When Trump was forced off Twitter, he turned to other sites with less stringent content moderation, eventually creating his own. But what about people who hadn’t been leaders of the free world, what would they do? What Stringhini found was surprising.
When I was working on spam and malware and fraud, blocking content was a good thing. If you don’t see spam in your email anymore, that’s good. But in [deplatforming], these people don’t go away, they just move somewhere else. . . Those who do migrate become more active, they become more toxic.
“When I was working on spam and malware and fraud, blocking content was a good thing. If you don’t see spam in your email anymore, that’s good,” Stringhini says. “But in this case, these people don’t go away, they just move somewhere else. These communities, they migrate, they create their own servers, and their own websites after they are suspended—but only a fraction of the members of these communities will migrate, because those are only the ones that are very committed to the cause. Those who do migrate become more active, they become more toxic. And, potentially, they come back and organize aggression attacks against their original community.”

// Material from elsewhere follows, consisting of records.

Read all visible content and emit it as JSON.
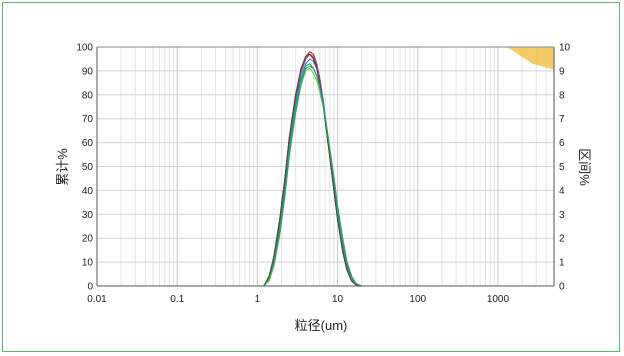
{
  "chart_data": {
    "type": "line",
    "xscale": "log",
    "xlim": [
      0.01,
      5000
    ],
    "ylim": [
      0,
      100
    ],
    "y2lim": [
      0,
      10
    ],
    "xticks": [
      "0.01",
      "0.1",
      "1",
      "10",
      "100",
      "1000"
    ],
    "yticks": [
      "0",
      "10",
      "20",
      "30",
      "40",
      "50",
      "60",
      "70",
      "80",
      "90",
      "100"
    ],
    "y2ticks": [
      "0",
      "1",
      "2",
      "3",
      "4",
      "5",
      "6",
      "7",
      "8",
      "9",
      "10"
    ],
    "xlabel": "粒径(um)",
    "ylabel": "累计%",
    "y2label": "区间%",
    "grid": true,
    "series_axis": "primary",
    "x_common": [
      1.2,
      1.4,
      1.6,
      1.9,
      2.2,
      2.5,
      3.0,
      3.5,
      4.0,
      4.5,
      5.0,
      5.5,
      6.0,
      6.6,
      7.2,
      8.0,
      9.0,
      10.0,
      11.5,
      13.0,
      15.0,
      17.0,
      20.0
    ],
    "series": [
      {
        "color": "#2b2b2b",
        "values": [
          0,
          4,
          12,
          28,
          45,
          62,
          80,
          90,
          95,
          97,
          96,
          92,
          85,
          76,
          66,
          54,
          40,
          28,
          15,
          7,
          2,
          0.5,
          0
        ]
      },
      {
        "color": "#c0392b",
        "values": [
          0,
          4,
          11,
          27,
          44,
          61,
          79,
          90,
          96,
          98,
          97,
          93,
          86,
          77,
          67,
          55,
          41,
          29,
          16,
          8,
          2.5,
          0.6,
          0
        ]
      },
      {
        "color": "#8e44ad",
        "values": [
          0,
          3,
          10,
          25,
          42,
          60,
          78,
          89,
          95,
          97,
          96,
          93,
          87,
          78,
          68,
          56,
          42,
          30,
          17,
          8,
          3,
          0.7,
          0
        ]
      },
      {
        "color": "#2e86c1",
        "values": [
          0,
          3,
          10,
          24,
          41,
          58,
          76,
          87,
          93,
          95,
          94,
          91,
          85,
          77,
          68,
          56,
          43,
          31,
          18,
          9,
          3,
          0.8,
          0
        ]
      },
      {
        "color": "#27ae60",
        "values": [
          0,
          3,
          9,
          23,
          39,
          56,
          74,
          86,
          92,
          93,
          91,
          88,
          83,
          76,
          68,
          57,
          45,
          33,
          20,
          10,
          4,
          1,
          0
        ]
      },
      {
        "color": "#82c341",
        "values": [
          0,
          2,
          8,
          21,
          37,
          54,
          72,
          84,
          90,
          91,
          89,
          86,
          81,
          75,
          68,
          58,
          46,
          34,
          21,
          11,
          4,
          1,
          0
        ]
      },
      {
        "color": "#6b4226",
        "values": [
          0,
          4,
          12,
          27,
          44,
          62,
          80,
          91,
          96,
          97,
          95,
          91,
          85,
          76,
          66,
          54,
          40,
          28,
          15,
          7,
          2,
          0.5,
          0
        ]
      },
      {
        "color": "#17a589",
        "values": [
          0,
          3,
          9,
          22,
          38,
          55,
          73,
          85,
          91,
          92,
          91,
          88,
          83,
          76,
          68,
          57,
          45,
          33,
          20,
          10,
          4,
          1,
          0
        ]
      }
    ],
    "corner_marker": {
      "color": "#f2c24a",
      "x_range": [
        1300,
        5000
      ],
      "y2_range": [
        9.3,
        10
      ]
    }
  }
}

In some cases, pushing a toxic group into the shadows only serves to harden its resolve. At the same time, he says, deplatforming as a means to shield other users from these vitriolic viewpoints does seem to work. When certain topics or users are kicked off mainstream social media sites, fewer people see their posts. The catch-22 is that those posts, swept under the rug, tend to fester there.

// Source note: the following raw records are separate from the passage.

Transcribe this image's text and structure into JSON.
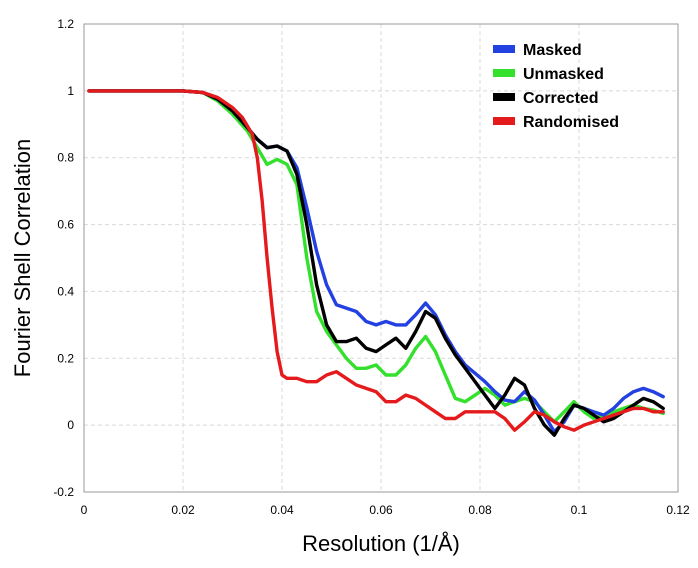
{
  "chart_data": {
    "type": "line",
    "title": "",
    "xlabel": "Resolution (1/Å)",
    "ylabel": "Fourier Shell Correlation",
    "xlim": [
      0,
      0.12
    ],
    "ylim": [
      -0.2,
      1.2
    ],
    "x_ticks": [
      "0",
      "0.02",
      "0.04",
      "0.06",
      "0.08",
      "0.1",
      "0.12"
    ],
    "y_ticks": [
      "-0.2",
      "0",
      "0.2",
      "0.4",
      "0.6",
      "0.8",
      "1",
      "1.2"
    ],
    "grid": true,
    "legend_position": "top-right",
    "series": [
      {
        "name": "Masked",
        "color": "#2340e0",
        "points": [
          [
            0.001,
            1
          ],
          [
            0.01,
            1
          ],
          [
            0.02,
            1
          ],
          [
            0.024,
            0.995
          ],
          [
            0.027,
            0.975
          ],
          [
            0.03,
            0.94
          ],
          [
            0.033,
            0.89
          ],
          [
            0.035,
            0.855
          ],
          [
            0.037,
            0.83
          ],
          [
            0.039,
            0.835
          ],
          [
            0.041,
            0.82
          ],
          [
            0.043,
            0.77
          ],
          [
            0.045,
            0.65
          ],
          [
            0.047,
            0.52
          ],
          [
            0.049,
            0.42
          ],
          [
            0.051,
            0.36
          ],
          [
            0.053,
            0.35
          ],
          [
            0.055,
            0.34
          ],
          [
            0.057,
            0.31
          ],
          [
            0.059,
            0.3
          ],
          [
            0.061,
            0.31
          ],
          [
            0.063,
            0.3
          ],
          [
            0.065,
            0.3
          ],
          [
            0.067,
            0.33
          ],
          [
            0.069,
            0.365
          ],
          [
            0.071,
            0.33
          ],
          [
            0.073,
            0.27
          ],
          [
            0.075,
            0.22
          ],
          [
            0.077,
            0.18
          ],
          [
            0.079,
            0.155
          ],
          [
            0.081,
            0.13
          ],
          [
            0.083,
            0.1
          ],
          [
            0.085,
            0.075
          ],
          [
            0.087,
            0.07
          ],
          [
            0.089,
            0.1
          ],
          [
            0.091,
            0.075
          ],
          [
            0.093,
            0.03
          ],
          [
            0.095,
            -0.02
          ],
          [
            0.097,
            0.01
          ],
          [
            0.099,
            0.06
          ],
          [
            0.101,
            0.05
          ],
          [
            0.103,
            0.04
          ],
          [
            0.105,
            0.03
          ],
          [
            0.107,
            0.05
          ],
          [
            0.109,
            0.08
          ],
          [
            0.111,
            0.1
          ],
          [
            0.113,
            0.11
          ],
          [
            0.115,
            0.1
          ],
          [
            0.117,
            0.085
          ]
        ]
      },
      {
        "name": "Unmasked",
        "color": "#33e02c",
        "points": [
          [
            0.001,
            1
          ],
          [
            0.01,
            1
          ],
          [
            0.02,
            1
          ],
          [
            0.024,
            0.995
          ],
          [
            0.027,
            0.97
          ],
          [
            0.03,
            0.93
          ],
          [
            0.033,
            0.88
          ],
          [
            0.035,
            0.83
          ],
          [
            0.037,
            0.78
          ],
          [
            0.039,
            0.795
          ],
          [
            0.041,
            0.78
          ],
          [
            0.043,
            0.72
          ],
          [
            0.045,
            0.5
          ],
          [
            0.047,
            0.34
          ],
          [
            0.049,
            0.28
          ],
          [
            0.051,
            0.24
          ],
          [
            0.053,
            0.2
          ],
          [
            0.055,
            0.17
          ],
          [
            0.057,
            0.17
          ],
          [
            0.059,
            0.18
          ],
          [
            0.061,
            0.15
          ],
          [
            0.063,
            0.15
          ],
          [
            0.065,
            0.18
          ],
          [
            0.067,
            0.23
          ],
          [
            0.069,
            0.265
          ],
          [
            0.071,
            0.22
          ],
          [
            0.073,
            0.15
          ],
          [
            0.075,
            0.08
          ],
          [
            0.077,
            0.07
          ],
          [
            0.079,
            0.09
          ],
          [
            0.081,
            0.11
          ],
          [
            0.083,
            0.09
          ],
          [
            0.085,
            0.06
          ],
          [
            0.087,
            0.07
          ],
          [
            0.089,
            0.08
          ],
          [
            0.091,
            0.07
          ],
          [
            0.093,
            0.04
          ],
          [
            0.095,
            0.01
          ],
          [
            0.097,
            0.04
          ],
          [
            0.099,
            0.07
          ],
          [
            0.101,
            0.04
          ],
          [
            0.103,
            0.02
          ],
          [
            0.105,
            0.03
          ],
          [
            0.107,
            0.04
          ],
          [
            0.109,
            0.05
          ],
          [
            0.111,
            0.06
          ],
          [
            0.113,
            0.05
          ],
          [
            0.115,
            0.045
          ],
          [
            0.117,
            0.035
          ]
        ]
      },
      {
        "name": "Corrected",
        "color": "#000000",
        "points": [
          [
            0.001,
            1
          ],
          [
            0.01,
            1
          ],
          [
            0.02,
            1
          ],
          [
            0.024,
            0.995
          ],
          [
            0.027,
            0.975
          ],
          [
            0.03,
            0.94
          ],
          [
            0.033,
            0.89
          ],
          [
            0.035,
            0.855
          ],
          [
            0.037,
            0.83
          ],
          [
            0.039,
            0.835
          ],
          [
            0.041,
            0.82
          ],
          [
            0.043,
            0.75
          ],
          [
            0.045,
            0.6
          ],
          [
            0.047,
            0.42
          ],
          [
            0.049,
            0.3
          ],
          [
            0.051,
            0.25
          ],
          [
            0.053,
            0.25
          ],
          [
            0.055,
            0.26
          ],
          [
            0.057,
            0.23
          ],
          [
            0.059,
            0.22
          ],
          [
            0.061,
            0.24
          ],
          [
            0.063,
            0.26
          ],
          [
            0.065,
            0.23
          ],
          [
            0.067,
            0.28
          ],
          [
            0.069,
            0.34
          ],
          [
            0.071,
            0.32
          ],
          [
            0.073,
            0.26
          ],
          [
            0.075,
            0.21
          ],
          [
            0.077,
            0.17
          ],
          [
            0.079,
            0.13
          ],
          [
            0.081,
            0.09
          ],
          [
            0.083,
            0.05
          ],
          [
            0.085,
            0.09
          ],
          [
            0.087,
            0.14
          ],
          [
            0.089,
            0.12
          ],
          [
            0.091,
            0.05
          ],
          [
            0.093,
            0.0
          ],
          [
            0.095,
            -0.03
          ],
          [
            0.097,
            0.02
          ],
          [
            0.099,
            0.06
          ],
          [
            0.101,
            0.05
          ],
          [
            0.103,
            0.03
          ],
          [
            0.105,
            0.01
          ],
          [
            0.107,
            0.02
          ],
          [
            0.109,
            0.04
          ],
          [
            0.111,
            0.06
          ],
          [
            0.113,
            0.08
          ],
          [
            0.115,
            0.07
          ],
          [
            0.117,
            0.05
          ]
        ]
      },
      {
        "name": "Randomised",
        "color": "#e41a1c",
        "points": [
          [
            0.001,
            1
          ],
          [
            0.01,
            1
          ],
          [
            0.02,
            1
          ],
          [
            0.024,
            0.995
          ],
          [
            0.027,
            0.98
          ],
          [
            0.03,
            0.95
          ],
          [
            0.032,
            0.92
          ],
          [
            0.034,
            0.87
          ],
          [
            0.035,
            0.8
          ],
          [
            0.036,
            0.67
          ],
          [
            0.037,
            0.5
          ],
          [
            0.038,
            0.35
          ],
          [
            0.039,
            0.22
          ],
          [
            0.04,
            0.15
          ],
          [
            0.041,
            0.14
          ],
          [
            0.043,
            0.14
          ],
          [
            0.045,
            0.13
          ],
          [
            0.047,
            0.13
          ],
          [
            0.049,
            0.15
          ],
          [
            0.051,
            0.16
          ],
          [
            0.053,
            0.14
          ],
          [
            0.055,
            0.12
          ],
          [
            0.057,
            0.11
          ],
          [
            0.059,
            0.1
          ],
          [
            0.061,
            0.07
          ],
          [
            0.063,
            0.07
          ],
          [
            0.065,
            0.09
          ],
          [
            0.067,
            0.08
          ],
          [
            0.069,
            0.06
          ],
          [
            0.071,
            0.04
          ],
          [
            0.073,
            0.02
          ],
          [
            0.075,
            0.02
          ],
          [
            0.077,
            0.04
          ],
          [
            0.079,
            0.04
          ],
          [
            0.081,
            0.04
          ],
          [
            0.083,
            0.04
          ],
          [
            0.085,
            0.02
          ],
          [
            0.087,
            -0.015
          ],
          [
            0.089,
            0.01
          ],
          [
            0.091,
            0.04
          ],
          [
            0.093,
            0.03
          ],
          [
            0.095,
            0.01
          ],
          [
            0.097,
            -0.005
          ],
          [
            0.099,
            -0.015
          ],
          [
            0.101,
            0.0
          ],
          [
            0.103,
            0.01
          ],
          [
            0.105,
            0.02
          ],
          [
            0.107,
            0.03
          ],
          [
            0.109,
            0.04
          ],
          [
            0.111,
            0.05
          ],
          [
            0.113,
            0.05
          ],
          [
            0.115,
            0.04
          ],
          [
            0.117,
            0.04
          ]
        ]
      }
    ]
  }
}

Flagging Harassment and Stopping Trolls
Stringhini isn’t satisfied with just identifying the problem; he also wants to develop meaningful solutions. And, for some problems, he has.
In 2019, Stringhini and his collaborators built a machine learning tool that helps online platforms identify and flag coordinated harassment attacks in their nascency. These sorts of pile-ons are typically the result of an organized campaign against a person or group, and result in a bombardment of hateful and aggressive comments from a brigade of online trolls. The targeted harassment that female game developers and gamers faced a few years ago is one such example.

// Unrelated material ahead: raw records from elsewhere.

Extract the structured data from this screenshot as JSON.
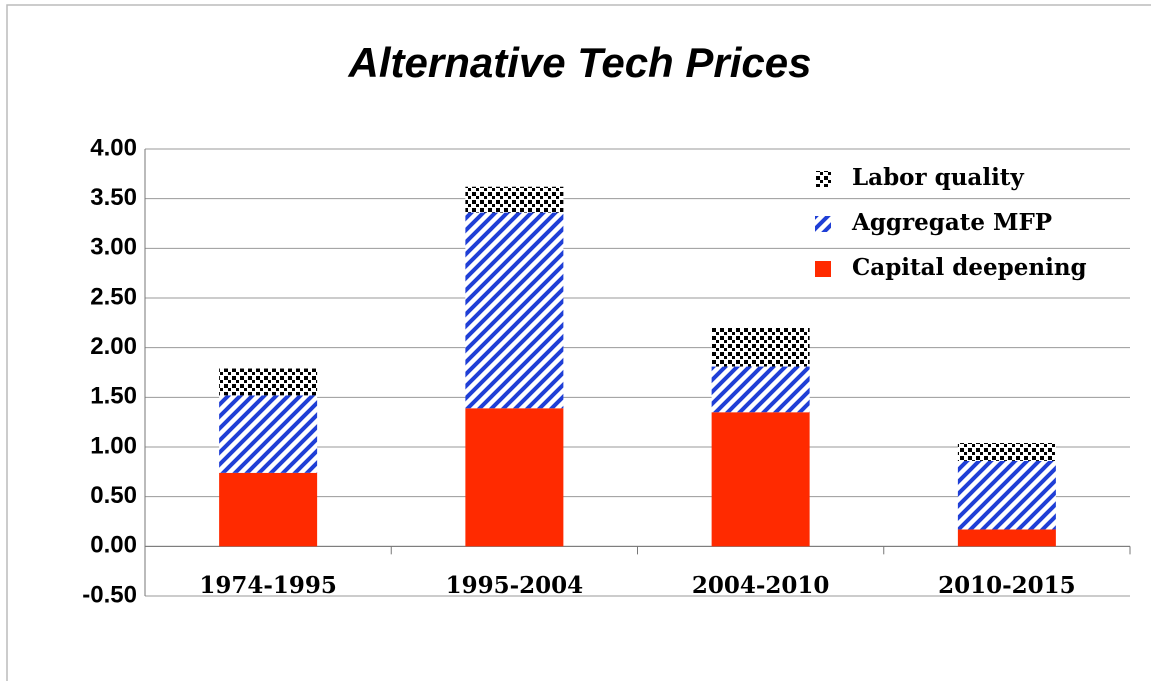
{
  "chart_data": {
    "type": "stacked_bar",
    "title": "Alternative Tech Prices",
    "categories": [
      "1974-1995",
      "1995-2004",
      "2004-2010",
      "2010-2015"
    ],
    "series": [
      {
        "name": "Capital deepening",
        "color": "#ff2a00",
        "values": [
          0.74,
          1.39,
          1.35,
          0.17
        ]
      },
      {
        "name": "Aggregate MFP",
        "color": "#1f3fd6",
        "values": [
          0.78,
          1.97,
          0.46,
          0.69
        ]
      },
      {
        "name": "Labor quality",
        "color": "#000000",
        "values": [
          0.27,
          0.26,
          0.39,
          0.18
        ]
      }
    ],
    "ylim": [
      -0.5,
      4
    ],
    "yticks": [
      {
        "value": -0.5,
        "label": "-0.50"
      },
      {
        "value": 0,
        "label": "0.00"
      },
      {
        "value": 0.5,
        "label": "0.50"
      },
      {
        "value": 1,
        "label": "1.00"
      },
      {
        "value": 1.5,
        "label": "1.50"
      },
      {
        "value": 2,
        "label": "2.00"
      },
      {
        "value": 2.5,
        "label": "2.50"
      },
      {
        "value": 3,
        "label": "3.00"
      },
      {
        "value": 3.5,
        "label": "3.50"
      },
      {
        "value": 4,
        "label": "4.00"
      }
    ],
    "grid": true,
    "legend": "upper right"
  }
}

There’s typically a pattern of posting and cross-posting in the lead-up to these types of attacks, Stringhini says, and he’s trained an algorithm to detect that pattern before the attack campaign can gain too much steam.
This work animates Stringhini, but it can also be exhausting at times, he says. He himself has been trolled, seen his image edited into “all sorts of unsavory poses,” and has received “weird and threatening emails” because of the work he does.
“We try to do our best at keeping our sanity by taking breaks, talking to others about the issues we may get, and so on,” Stringhini says. “Luckily, I’ve never felt like there was a real danger. But this also shows how dangerous this can be. If I get these kinds of messages as a white guy, I can only imagine how more marginalized people may get targeted.”
As the line between our online and offline lives becomes blurrier, Stringhini feels a greater urgency to his work of making the web a safer place for everyone.
“Maybe these aren’t the biggest challenges we’re facing as a society, but it has become clear that these are important challenges,” he says. “The rise in conspiracy theories, especially around the [US] elections, is alarming. At the same time, as online life has become more important for people—especially during the pandemic—you should be able to feel safe there. If I can contribute to people feeling even a little safer, that’s what I want to do.”